For the next four decades Naipaul explored the legacy of colonialism, gathering a series of awards as he shifted between fiction and non-fiction. He won the WH Smith award in 1968 with a novel of a West Indian politician exiled in London, The Mimic Men, and the Booker prize in 1971 with a dark symphony of alienation, In a Free State. Awarding him the Nobel prize for literature in 2001, the Swedish Academy praised him for “having united perceptive narrative and incorruptible scrutiny in works that compel us to see the presence of suppressed histories”.
Meanwhile he offered gloomy portraits of India, Africa and Islam in a series of travelogues including 1964’s An Area of Darkness, 1980’s A Congo Diary and 1981’s Among the Believers. For critics such as Edward Said, Naipaul became “a witness for the western prosecution”, making the case that “we ‘non-whites’ are the cause of all our problems”. Not only was he “not interested in the third world at all”, Said argued, but his accounts were “ignorant, illiterate, and cliche-ridden … Naipaul’s account of the Islamic, Latin American, African, Indian and Caribbean worlds totally ignores a massive infusion of critical scholarship about those regions in favour of the tritest, cheapest and the easiest of colonial mythologies about wogs and darkies”.

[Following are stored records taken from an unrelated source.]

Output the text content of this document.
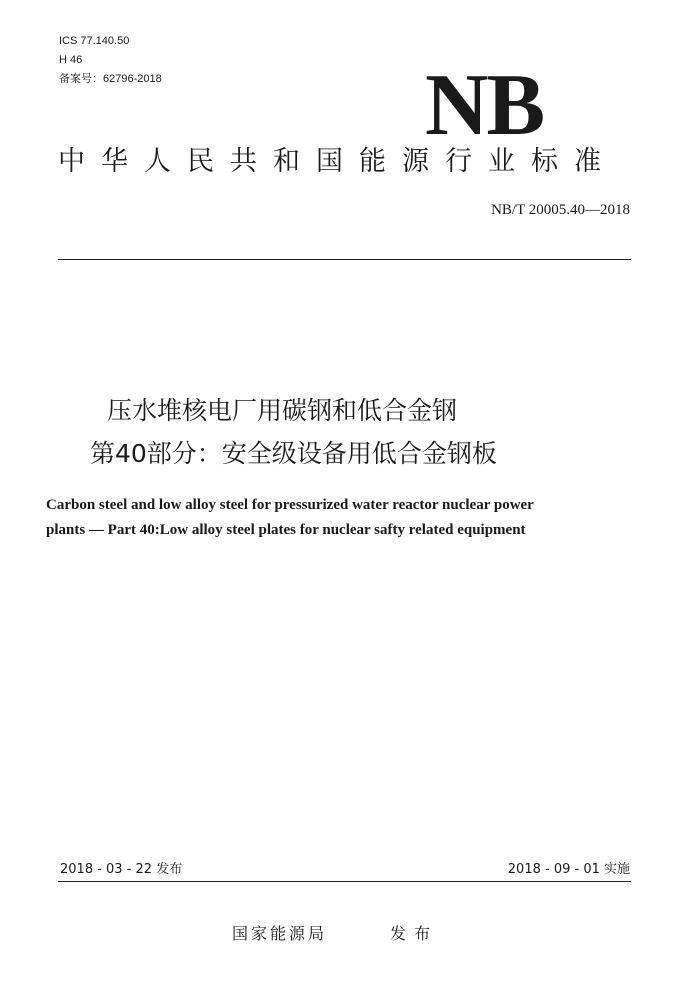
ICS 77.140.50
H 46
备案号：62796-2018	NB
中华人民共和国能源行业标准
NB/T 20005.40—2018
压水堆核电厂用碳钢和低合金钢
第40部分：安全级设备用低合金钢板
Carbon steel and low alloy steel for pressurized water reactor nuclear power
plants — Part 40:Low alloy steel plates for nuclear safty related equipment
2018 - 03 - 22 发布	2018 - 09 - 01 实施
国家能源局	发布
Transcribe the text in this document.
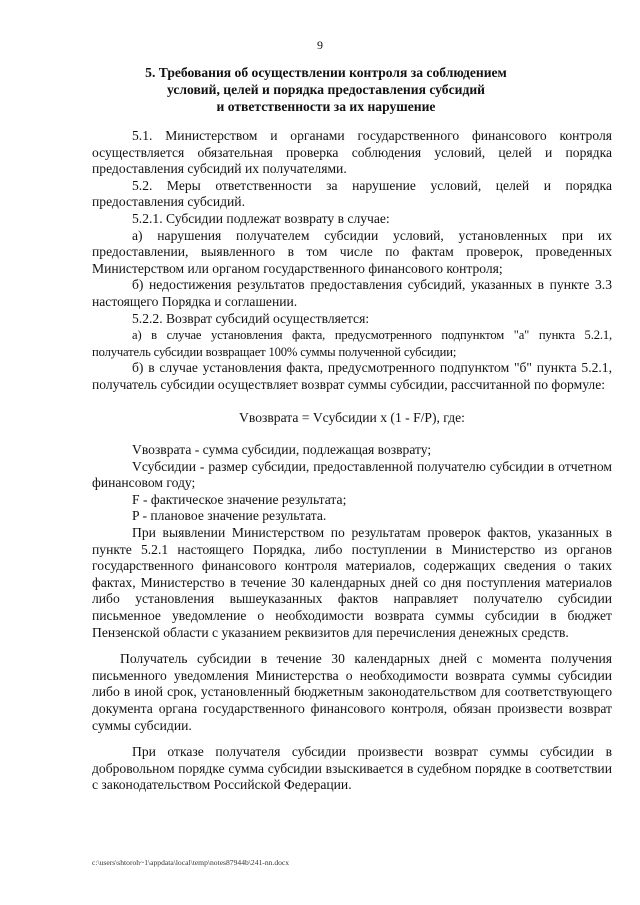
9
5. Требования об осуществлении контроля за соблюдением
условий, целей и порядка предоставления субсидий
и ответственности за их нарушение

5.1. Министерством и органами государственного финансового контроля осуществляется обязательная проверка соблюдения условий, целей и порядка предоставления субсидий их получателями.

5.2. Меры ответственности за нарушение условий, целей и порядка предоставления субсидий.

5.2.1. Субсидии подлежат возврату в случае:

а) нарушения получателем субсидии условий, установленных при их предоставлении, выявленного в том числе по фактам проверок, проведенных Министерством или органом государственного финансового контроля;

б) недостижения результатов предоставления субсидий, указанных в пункте 3.3 настоящего Порядка и соглашении.

5.2.2. Возврат субсидий осуществляется:

а) в случае установления факта, предусмотренного подпунктом "а" пункта 5.2.1, получатель субсидии возвращает 100% суммы полученной субсидии;

б) в случае установления факта, предусмотренного подпунктом "б" пункта 5.2.1, получатель субсидии осуществляет возврат суммы субсидии, рассчитанной по формуле:

Vвозврата = Vсубсидии х (1 - F/P), где:

Vвозврата - сумма субсидии, подлежащая возврату;

Vсубсидии - размер субсидии, предоставленной получателю субсидии в отчетном финансовом году;

F - фактическое значение результата;

P - плановое значение результата.

При выявлении Министерством по результатам проверок фактов, указанных в пункте 5.2.1 настоящего Порядка, либо поступлении в Министерство из органов государственного финансового контроля материалов, содержащих сведения о таких фактах, Министерство в течение 30 календарных дней со дня поступления материалов либо установления вышеуказанных фактов направляет получателю субсидии письменное уведомление о необходимости возврата суммы субсидии в бюджет Пензенской области с указанием реквизитов для перечисления денежных средств.

Получатель субсидии в течение 30 календарных дней с момента получения письменного уведомления Министерства о необходимости возврата суммы субсидии либо в иной срок, установленный бюджетным законодательством для соответствующего документа органа государственного финансового контроля, обязан произвести возврат суммы субсидии.

При отказе получателя субсидии произвести возврат суммы субсидии в добровольном порядке сумма субсидии взыскивается в судебном порядке в соответствии с законодательством Российской Федерации.

c:\users\shtoroh~1\appdata\local\temp\notes87944b\241-nn.docx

Naipaul was never afraid of controversy, comparing the “calamitous effect” of Islam to colonialism in 2001 and suggesting a decade later that “within a paragraph or two” he could tell if a piece of writing “is by a woman or not”. A dispute with Paul Theroux that began in 1996 lasted for 15 years before Ian McEwan brokered a rapprochement at the Hay festival. Naipaul’s long-running feud with Walcott proved less tractable, reaching its nadir with the poet’s 2008 attack on his fellow Nobel laureate: “I have been bitten, I must avoid infection / Or else I’ll be as dead as Naipaul’s fiction.”
His reputation suffered after announcing to the New Yorker in 1994 that he had been “a great prostitute man” during his marriage to Patricia Hale, and declined further in 2008 after admitting to his biographer Patrick French a long-running affair with Margaret Gooding in which he was “very violent”.
But Naipaul professed to be unconcerned by criticism of his work, as he explained to the Observer in 2008. “When I read those things, I am immensely amused,” he said. “They don’t wound me at all.”